Seribu tahun kemudian, bangsa Babilonia mengenal metode menghias kuku dengan peralatan manikur yang terbuat dari emas. Cat kuku bukan untuk konsumsi wanita, melainkan digunakan untuk prajurit yang akan pergi berperang. Warna hitam dan hijau pada kuku menunjukkan kebesaran mereka.
Jejak pewarna kuku juga muncul dalam kebudayaan Cina. Tiga puluh abad yang lalu, mereka menciptakan campuran putih telur, lilin lebah, dan resin Arab sebagai bahan cat kuku. Untuk memberikan warna, mereka menambahkan kelopak mawar, anggrek, ataupun melati melalui proses yang sangat sulit.

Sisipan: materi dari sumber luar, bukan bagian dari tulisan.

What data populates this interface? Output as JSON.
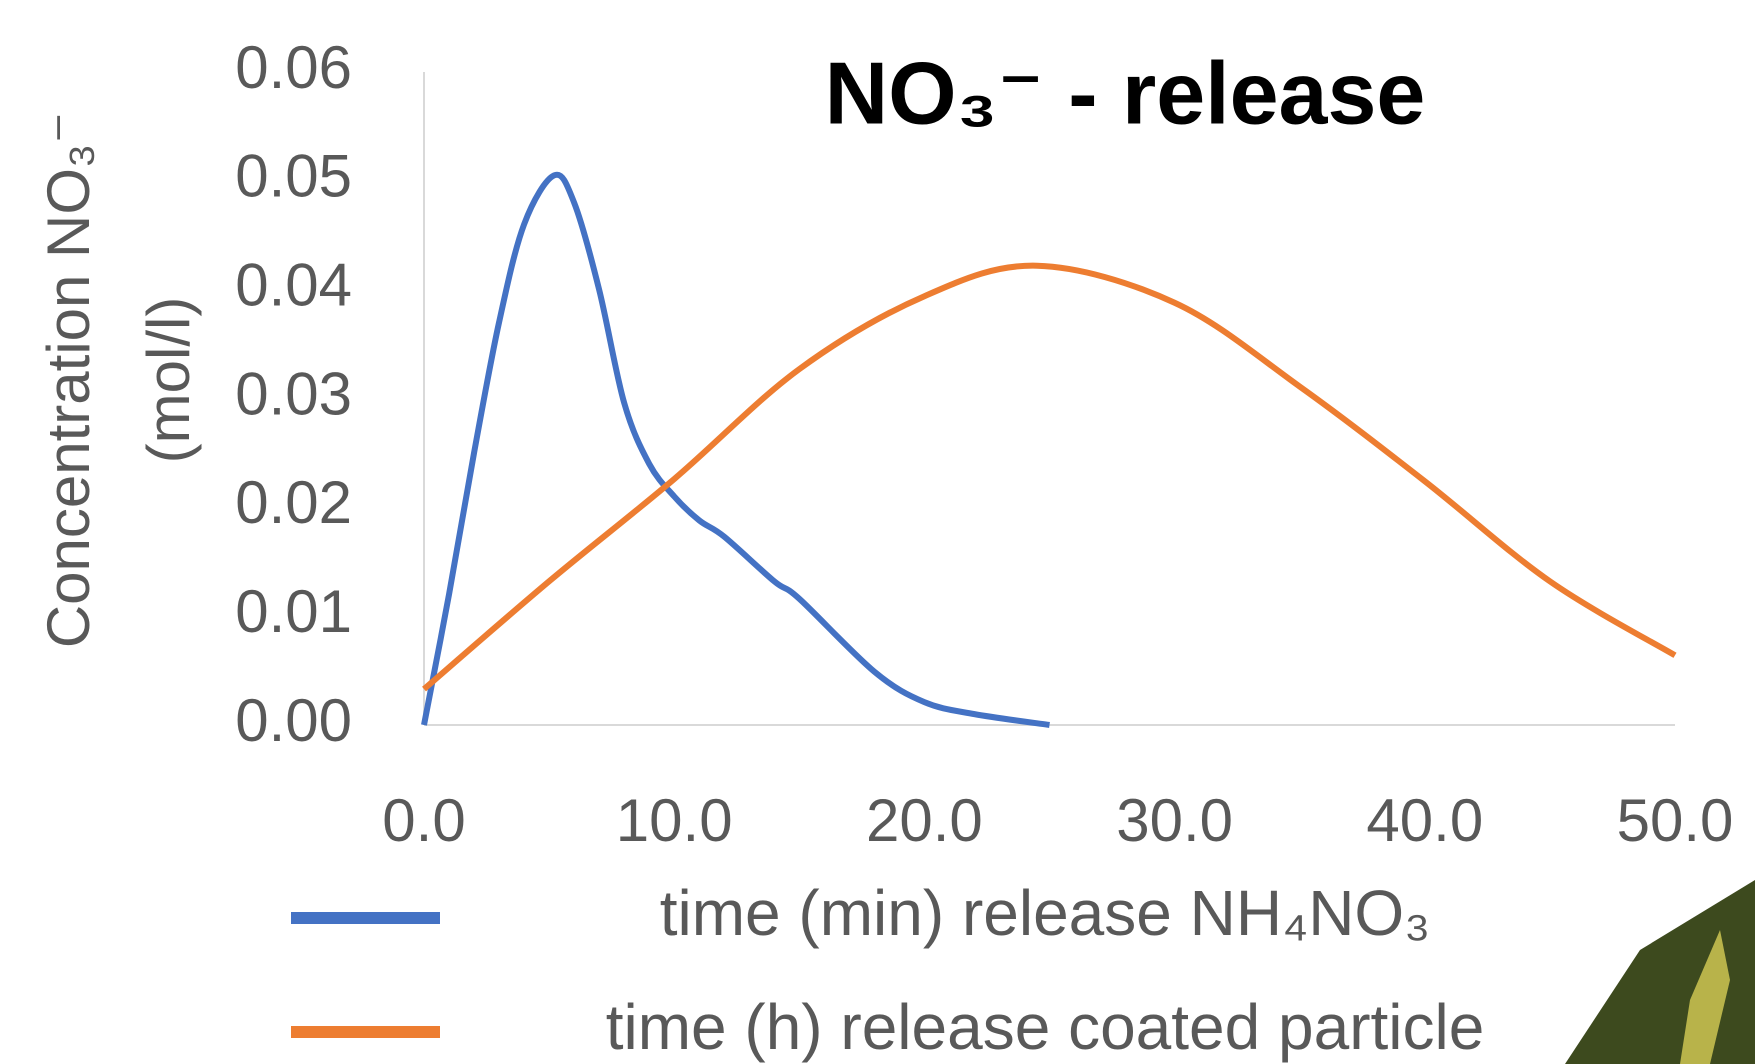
{
  "chart_data": {
    "type": "line",
    "title": "NO₃⁻ - release",
    "y_label": [
      "Concentration NO₃⁻",
      "(mol/l)"
    ],
    "series": [
      {
        "name": "time (min) release NH₄NO₃",
        "color": "#4472c4",
        "x": [
          0,
          1,
          2,
          3,
          4,
          5.2,
          6,
          7,
          8,
          9,
          10,
          11,
          12,
          14,
          15,
          18,
          20,
          22,
          25
        ],
        "values": [
          0,
          0.012,
          0.025,
          0.037,
          0.046,
          0.0505,
          0.048,
          0.04,
          0.0296,
          0.024,
          0.021,
          0.0188,
          0.0173,
          0.0132,
          0.0116,
          0.0049,
          0.0021,
          0.001,
          0
        ]
      },
      {
        "name": "time (h) release coated particle",
        "color": "#ed7d31",
        "x": [
          0,
          5,
          10,
          15,
          20,
          24.5,
          30,
          35,
          40,
          45,
          50
        ],
        "values": [
          0.0033,
          0.0132,
          0.0226,
          0.0327,
          0.0394,
          0.0422,
          0.0388,
          0.0311,
          0.0224,
          0.0132,
          0.0064
        ]
      }
    ],
    "xlim": [
      0,
      50
    ],
    "xticks": [
      {
        "value": 0,
        "label": "0.0"
      },
      {
        "value": 10,
        "label": "10.0"
      },
      {
        "value": 20,
        "label": "20.0"
      },
      {
        "value": 30,
        "label": "30.0"
      },
      {
        "value": 40,
        "label": "40.0"
      },
      {
        "value": 50,
        "label": "50.0"
      }
    ],
    "ylim": [
      0,
      0.06
    ],
    "yticks": [
      {
        "value": 0,
        "label": "0.00"
      },
      0.01,
      0.02,
      0.03,
      0.04,
      0.05,
      0.06
    ],
    "grid": false
  }
}
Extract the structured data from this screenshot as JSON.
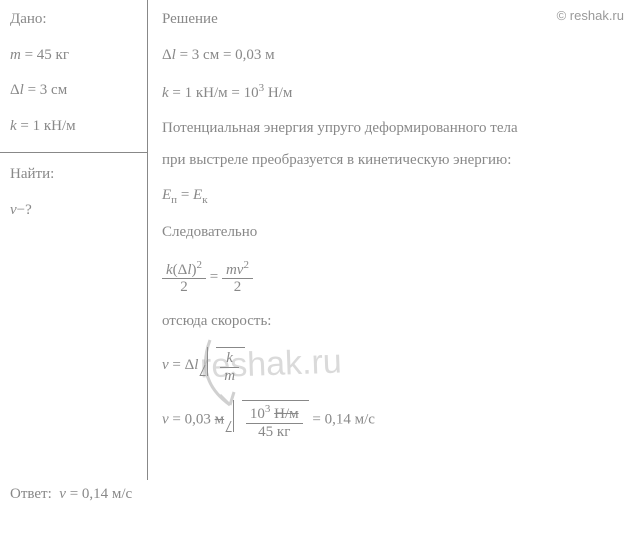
{
  "watermark": {
    "text_top": "© reshak.ru",
    "text_center": "reshak.ru"
  },
  "given": {
    "title": "Дано:",
    "items": [
      {
        "html": "<span class='italic'>m</span> = 45 кг"
      },
      {
        "html": "Δ<span class='italic'>l</span> = 3 см"
      },
      {
        "html": "<span class='italic'>k</span> = 1 кН/м"
      }
    ],
    "find_title": "Найти:",
    "find": "<span class='italic'>v</span>−?"
  },
  "solution": {
    "title": "Решение",
    "lines": [
      {
        "html": "Δ<span class='italic'>l</span> = 3 см = 0,03 м"
      },
      {
        "html": "<span class='italic'>k</span> = 1 кН/м = 10<span class='sup'>3</span> Н/м"
      },
      {
        "html": "Потенциальная энергия упруго деформированного тела"
      },
      {
        "html": "при выстреле преобразуется в кинетическую энергию:"
      },
      {
        "html": "<span class='italic'>E</span><span class='sub'>п</span> = <span class='italic'>E</span><span class='sub'>к</span>"
      },
      {
        "html": "Следовательно"
      },
      {
        "html": "<span class='frac'><span class='num'><span class='italic'>k</span>(Δ<span class='italic'>l</span>)<span class='sup'>2</span></span><span class='den'>2</span></span> = <span class='frac'><span class='num'><span class='italic'>mv</span><span class='sup'>2</span></span><span class='den'>2</span></span>"
      },
      {
        "html": "отсюда скорость:"
      },
      {
        "html": "<span class='italic'>v</span> = Δ<span class='italic'>l</span> <span class='sqrt-wrap'><span class='sqrt-sign'></span><span class='sqrt-body'><span class='frac'><span class='num'><span class='italic'>k</span></span><span class='den'><span class='italic'>m</span></span></span></span></span>"
      },
      {
        "html": "<span class='italic'>v</span> = 0,03 <span class='strike'>м</span> <span class='sqrt-wrap'><span class='sqrt-sign'></span><span class='sqrt-body'><span class='frac'><span class='num'>10<span class='sup'>3</span> <span class='strike'>Н/м</span></span><span class='den'>45 кг</span></span></span></span> = 0,14 м/с"
      }
    ]
  },
  "answer": {
    "label": "Ответ:",
    "value": "<span class='italic'>v</span> = 0,14 м/с"
  },
  "colors": {
    "bg": "#ffffff",
    "text": "#888888",
    "border": "#888888"
  }
}
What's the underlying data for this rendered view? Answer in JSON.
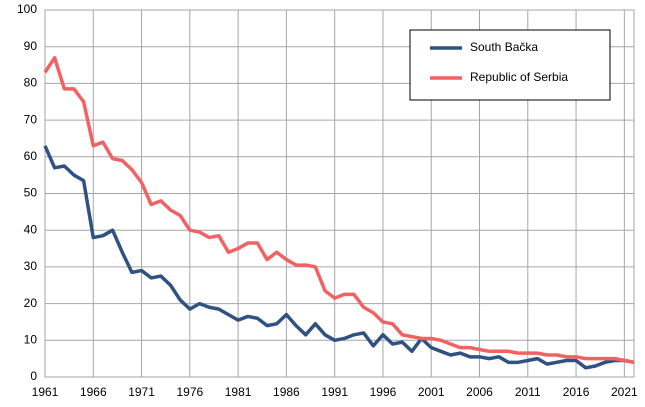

Variasi rona merah dan hitam merupakan warna yang paling banyak dipakai oleh Dinasti Qing pada abad ke-15. Cina kala itu melarang penggunaan cat kuku secara bebas. Jika mewarnai kuku tanpa izin, seorang wanita dapat dihukum mati.
Gadis-gadis masa kini mungkin harus banyak berterima kasih kepada dua ratu Mesir—Cleopatra dan Nefertiti. Karena mereka, cat kuku merah menjadi populer. Saat itu warna merah untuk ujung jari juga masih eksklusif bagi wanita-wanita kerajaan. Rakyat jelata Mesir hanya boleh memakai cat kuku warna pastel.
Di Indonesia, kita mengenal inai alias pacar (Aglaia odorata) sebagai pemerah kuku. Ritual malam inai—menghiasi tangan dengan pacar dan belakangan juga henna—lazim dijalani pengantin wanita sebelum menikah dalam kebudayaan Minangkabau (Sumatera Barat), Nusa Tenggara Barat, Makassar (Sulawesi Selatan), dan sejumlah daerah lainnya.
Kutek—diserap dari Cutex, nama produsen cat kuku yang meluncurkan cat kuku pertama pada 1917—kini menjadi bagian sehari-hari dari kehidupan wanita.